İSTANBUL- Türkiye İnsan Hakları Vakfı (TİHV) Başkanı Şebnem Korur Fincancı, “Bizim cenazelerimizi almamızı engelliyorlar ve devlet bunu hemen yasal bir zemine oturtuyor. Bu yasal düzenlemelerin her birinin iptaline ilişkin başvurular da mevcut” dedi.
Özgürlükçü Hukukçular Derneği (ÖHD) İstanbul Şubesi, son süreçte Kürdistan’da devlet eliyle gerçekleştirilen katliamlarla sık sık gündeme gelen gömülme hakkı ve yas tutmaya ilişkin Toplum ve Hukuk Araştırmaları Vakfı’nda (TOHAV) panel düzenledi. Panelde konuşan TİHV Başkanı Şebnem Korur Fincancı Kürdistan’da yaşanan çok ciddi hak ihlallerini batının bu kadar sessiz ve donuk karşılamasını eleştirerek “Kürtler bu kadar baskı, zor ve katliamlar altındayken bir yandan da batı toplumunun bu şekildeki duyarsızlığına karşılık olarak Kürtler bölünüp ayrılmak istese, yaşadıkları realite bölünüp ayrılmak istemelerini çok meşru kılar” dedi. Şebnem, Kürdistan’da yaşanan hukuksuzluğa karşı sesini çıkarmayan ve bir icraatta bulunmayan Türkiye’deki hukukçuların kendilerini eleştirmesi gerektiğini ifade etti.
‘AİHM ve AB taraflı’
Devletin Kürtlere yönelik katliamı meşrulaştırmaya çalıştığını söyleyen Fincancı, “AB’nin yaklaşımını ve AİHM’in tutumu hukuk ihlallerini tamamen görmezden gelmeye dayalı ve taraf tutmaya dayalıdır” diye konuştu. Devletlerin ekonomik ve siyasal nedenlerle birbirlerini desteklemelerinin şaşırtıcı olmadığının altını çizen Fincancı, “Bizim beklentimiz uluslararası insan hakları örgütlerinin yerinde ve doğru karar alması fakat insan hakları örgütlerinin büyük bir suskunluk içerisinde olduklarını görüyoruz” vurgusunu yaptı. “Bir insan hakları örgütünün bir devlet başkanını davet etmesi elbette ki şaşırtıcıdır” diyerek sözlerine devam eden Fincancı, görevlerinin aynı zamanda uluslararası insan hakları savunucularını görevlerini gerektiği şekilde yerine getirmeleri konusunda zorlayıcı güç olmak olduğunu söyledi.
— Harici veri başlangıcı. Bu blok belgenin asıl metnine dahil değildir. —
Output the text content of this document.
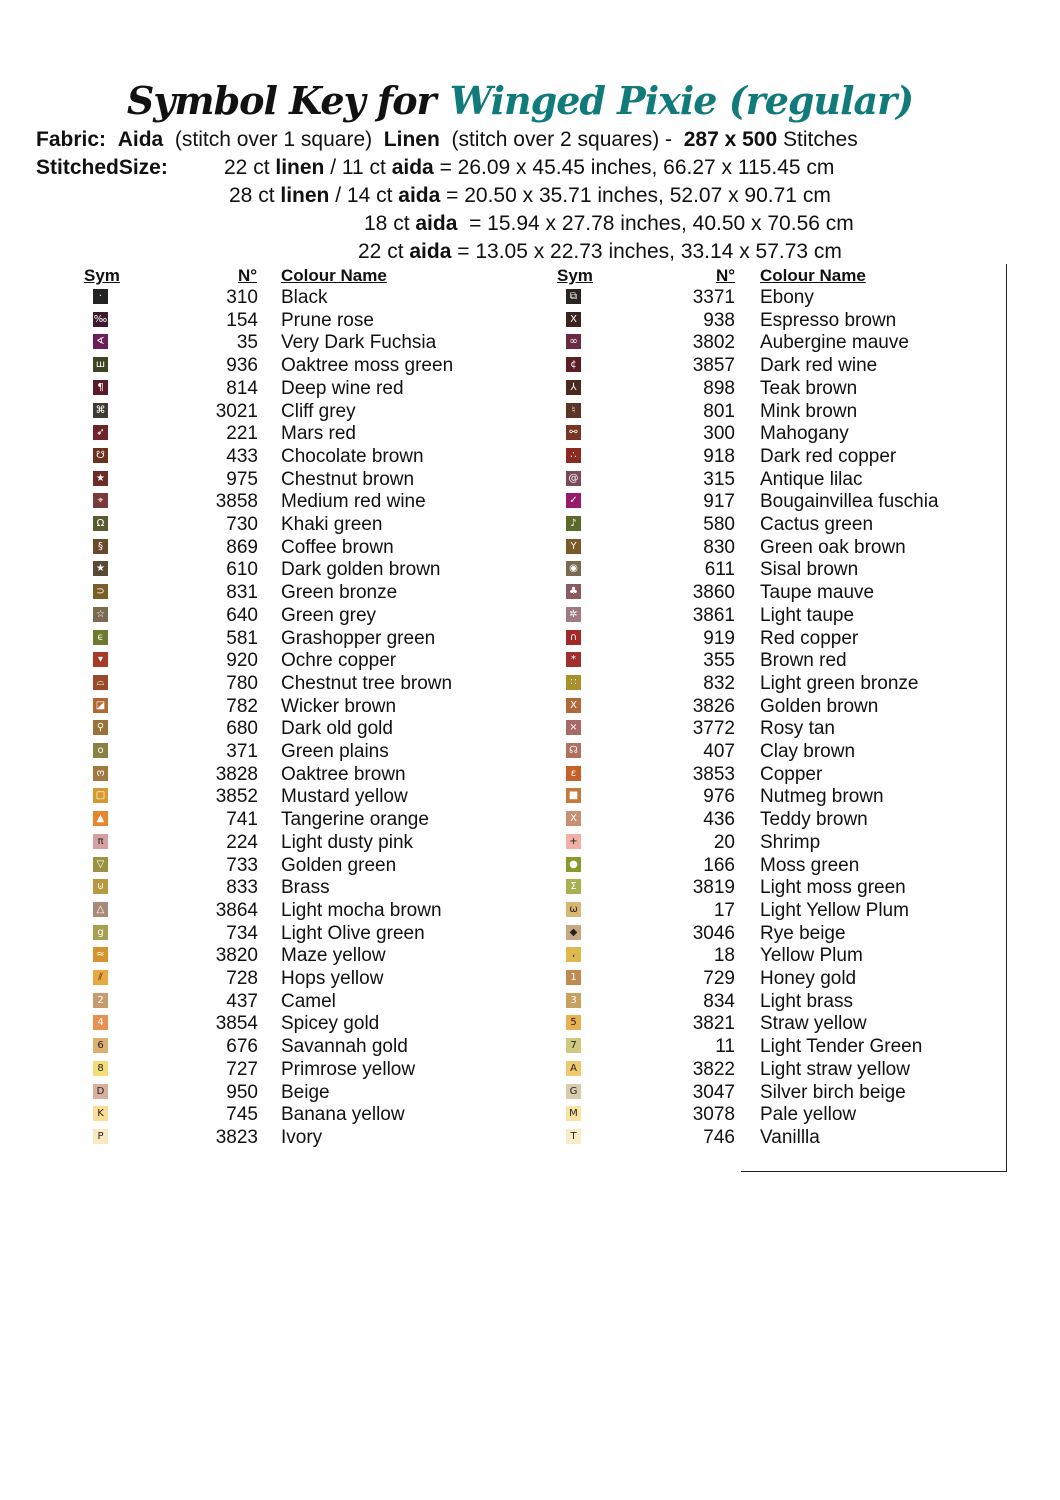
Symbol Key for Winged Pixie (regular)
Fabric: Aida (stitch over 1 square) Linen (stitch over 2 squares) - 287 x 500 Stitches
StitchedSize:	22 ct linen / 11 ct aida = 26.09 x 45.45 inches, 66.27 x 115.45 cm
28 ct linen / 14 ct aida = 20.50 x 35.71 inches, 52.07 x 90.71 cm
18 ct aida  = 15.94 x 27.78 inches, 40.50 x 70.56 cm
22 ct aida = 13.05 x 22.73 inches, 33.14 x 57.73 cm
Sym	N° Colour Name	Sym	N° Colour Name
·	310 Black
‰	154 Prune rose
∢	35 Very Dark Fuchsia
ш	936 Oaktree moss green
¶	814 Deep wine red
⌘	3021 Cliff grey
➶	221 Mars red
☋	433 Chocolate brown
★	975 Chestnut brown
⌖	3858 Medium red wine
Ω	730 Khaki green
§	869 Coffee brown
★	610 Dark golden brown
⊃	831 Green bronze
☆	640 Green grey
ϵ	581 Grashopper green
▾	920 Ochre copper
⌓	780 Chestnut tree brown
◪	782 Wicker brown
⚲	680 Dark old gold
o	371 Green plains
ო	3828 Oaktree brown
□	3852 Mustard yellow
▲	741 Tangerine orange
π	224 Light dusty pink
▽	733 Golden green
⊍	833 Brass
△	3864 Light mocha brown
g	734 Light Olive green
≈	3820 Maze yellow
⫽	728 Hops yellow
2	437 Camel
4	3854 Spicey gold
6	676 Savannah gold
8	727 Primrose yellow
D	950 Beige
K	745 Banana yellow
P	3823 Ivory
⧉	3371 Ebony
X	938 Espresso brown
∞	3802 Aubergine mauve
¢	3857 Dark red wine
⅄	898 Teak brown
♮	801 Mink brown
⚯	300 Mahogany
∴	918 Dark red copper
@	315 Antique lilac
✓	917 Bougainvillea fuschia
♪	580 Cactus green
Y	830 Green oak brown
◉	611 Sisal brown
♣	3860 Taupe mauve
✲	3861 Light taupe
∩	919 Red copper
*	355 Brown red
∷	832 Light green bronze
X	3826 Golden brown
×	3772 Rosy tan
☊	407 Clay brown
ε	3853 Copper
■	976 Nutmeg brown
X	436 Teddy brown
+	20 Shrimp
●	166 Moss green
Σ	3819 Light moss green
ω	17 Light Yellow Plum
◆	3046 Rye beige
،	18 Yellow Plum
1	729 Honey gold
3	834 Light brass
5	3821 Straw yellow
7	11 Light Tender Green
A	3822 Light straw yellow
G	3047 Silver birch beige
M	3078 Pale yellow
T	746 Vanillla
‘Devletin keyfi uygulamaları mevcut’
Son dönemde sokağa çıkma yasaklarının can güvenliğini ortadan kaldırması sebebiyle bağımsız gözlemcilerle otopsi raporlarının tutulamadığına ilişkin açıklamada bulunan Fincancı, bunun devletin keyfi davranışlarının yolunu açtığını söyledi. “Bizim cenazelerimizi almamızı engelliyorlar” şeklinde konuşan Fincancı, devletin bunu hemen yasal bir zemine oturtmasına dikkat çekerek “Bu yasal düzenlemelerin her birinin iptaline ilişkin başvurular da mevcut” dedi. Fincancı, mezarlıklara dokunulamayacağına dair yönetmelik olduğunu söyleyerek Türkiye’nin “Mezarsız ölüler ülkesi” haline geldiğini dile getirdi.
‘Türkiye çözülmemiş yaslar ülkesi’
Prof. Dr Doğan Şahin ise, sağlıklı yas tutmanın da sağlıklı olmanın koşulları arasında değerlendirilebileceğine değinerek, ölümün hayatın reel bir parçası olmasının doğal olduğunu fakat vakitsiz ölümlerin yası imkansız kılarak böyle bir durum karşısında kalan insanlarda ciddi anlamda travmasal sorunların doğduğuna dikkat çekti. Bu tarz vakaların toplumsal sağlığı tehdit ettiğinin altını çizen Şahin, bu vakalar sonucu kaygılı, güven duygusundan yoksun, öfke duygusunun hayli yüksek olduğu bireylerin oluştuğunu dile getirdi.
Panel soru cevap bölümünün ardından sona erdi.